Wednesday’s Letters to the Editor
Wells running dry
EDITOR: Sonoma County has been my home since the early 1950s, including the past 35 years in west county. As we all know, California experiences very dry years. Sonoma County has been well aware for a long time about climate change. It has also known for a long time about water shortages and decreased aquifers.
Even with that knowledge, I’ve watched Sonoma County change from dry farming apples and prunes as well as small family farms to huge vineyards that, unlike the dry-farmed vineyards in Europe, are dependent on more and more water with deeper and deeper wells.
Money is everything in Sonoma County. Homeowners who have wells can’t possibly compete with the vineyards and are going dry earlier and earlier in the season. Where is the county that approved all these wells for big business while we run dry? Water supply companies are not only increasing their fees, but they are so busy that the wait time for delivery is now over a month.
Where are you, Sonoma County? You were eager enough to let big business cover every square inch with vineyards.
EDITOR: Ugh, smoky air and another town lost. With the incessant wildfires here and all over the West, plus flooding and hurricanes in other parts of the world, most of us are beyond arguing over whether climate change is real. Now we must focus on what to do about it, as our representatives in Washington are currently doing.
Among all the policy solutions floating around, one idea shows the most promise for fast and effective results. Putting a steadily increasing fee on carbon-based fossil fuels will quickly reduce greenhouse gas emissions. The proceeds can be returned to the people as a dividend or in the form of economic aid.
We can make this happen by calling and emailing our senators and representatives now, while they are working on infrastructure and budget legislation. Tell them to follow the advice of economists and Nobel laureates and put a price on carbon. For a fast and easy way to email your senators, go to cclusa.org/senate.
Protecting the population
EDITOR: I take issue with T.K. McDonald when he writes that a Newswatch item about vaccination rates item is “lying with statistics” (“False narratives,” Letters, July 23). The U.S. may well have more people vaccinated than Canada, but preventing the spread of the coronavirus requires minimizing the chance of an infected individual contacting others who are unprotected.

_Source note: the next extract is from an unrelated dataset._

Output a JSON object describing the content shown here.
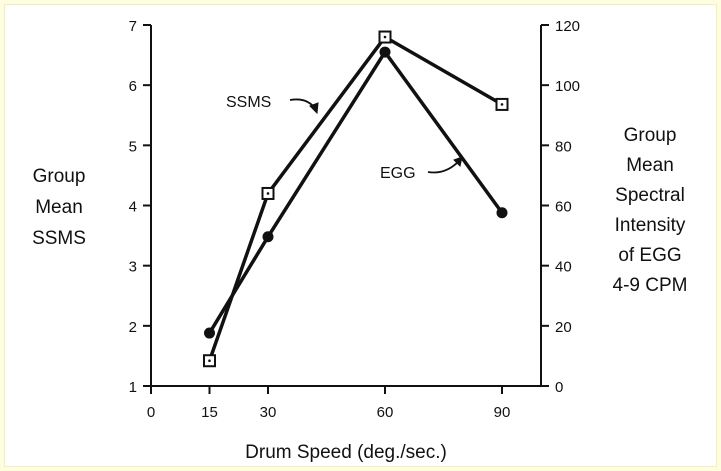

The chance of spreading the virus depends on the chance of coming into contact with someone who is susceptible to it. What are the chances of someone who has the virus coming into contact with someone who is susceptible to it? A rough approximation is the number of people the individual encounters times the percentage of them who are not vaccinated.
In order to minimize the risk of transmission, you need to minimize the percentage of unvaccinated people; in other words, maximize the percentage of vaccinated people.
EDITOR: Before the county spends our untold millions of dollars on their new digs and renovations of their old one, I think they should stop and direct the money first to an old problem. The old county hospital site on Chanate Road needs to be taken care of. They can spend the needed money to demolish and get rid of the asbestos and other hazardous wastes. They then can make it a park or sell the land. This problem has gone on long enough and will only get worse and more costly as time goes on. I should have thought of this earlier, before their final greedy decision — not that it would have mattered.
Reframing the DA recall
EDITOR: In Buddhism, the three poisons of greed, hatred and delusion are the basic mental states that cloud one’s mind and manifest in unwholesome actions. This dynamic appears to be what’s playing out in Bill Gallaher’s singlehanded effort to recall District Attorney Jill Ravitch. As best I can determine, Ravitch has done nothing that remotely merits being recalled. I propose that voters reframe this election in their minds. Instead of viewing it as a vote to recall Ravitch, look at it as a vote against Gallaher and his personal effort to subvert the electoral process and intimidate elected officials. That should make it very easy to decide how to vote. Let’s go for a crushing landslide.
A narrow perspective
EDITOR: I had to laugh when I read that San Francisco food critic Soleil Ho had panned the Sebastopol Thai restaurant Khom Loi for “cultural appropriation” (“Making it to Michelin,” Aug. 6). So, a white chef with a very American name becomes passionate about Thai food and opens a Thai restaurant. What if a Black man from Ghana became passionate about French cuisine and opened a French restaurant in San Francisco? Would she accuse him of cultural appropriation? And why is a woman with a Vietnamese surname critiquing a Thai restaurant? Isn't that cultural appropriation? And her first name, Soleil, means “sun” in French. Cultural appropriation? I thought she might celebrate a white guy falling in love with Thai cooking. Ho should broaden her cultural awareness.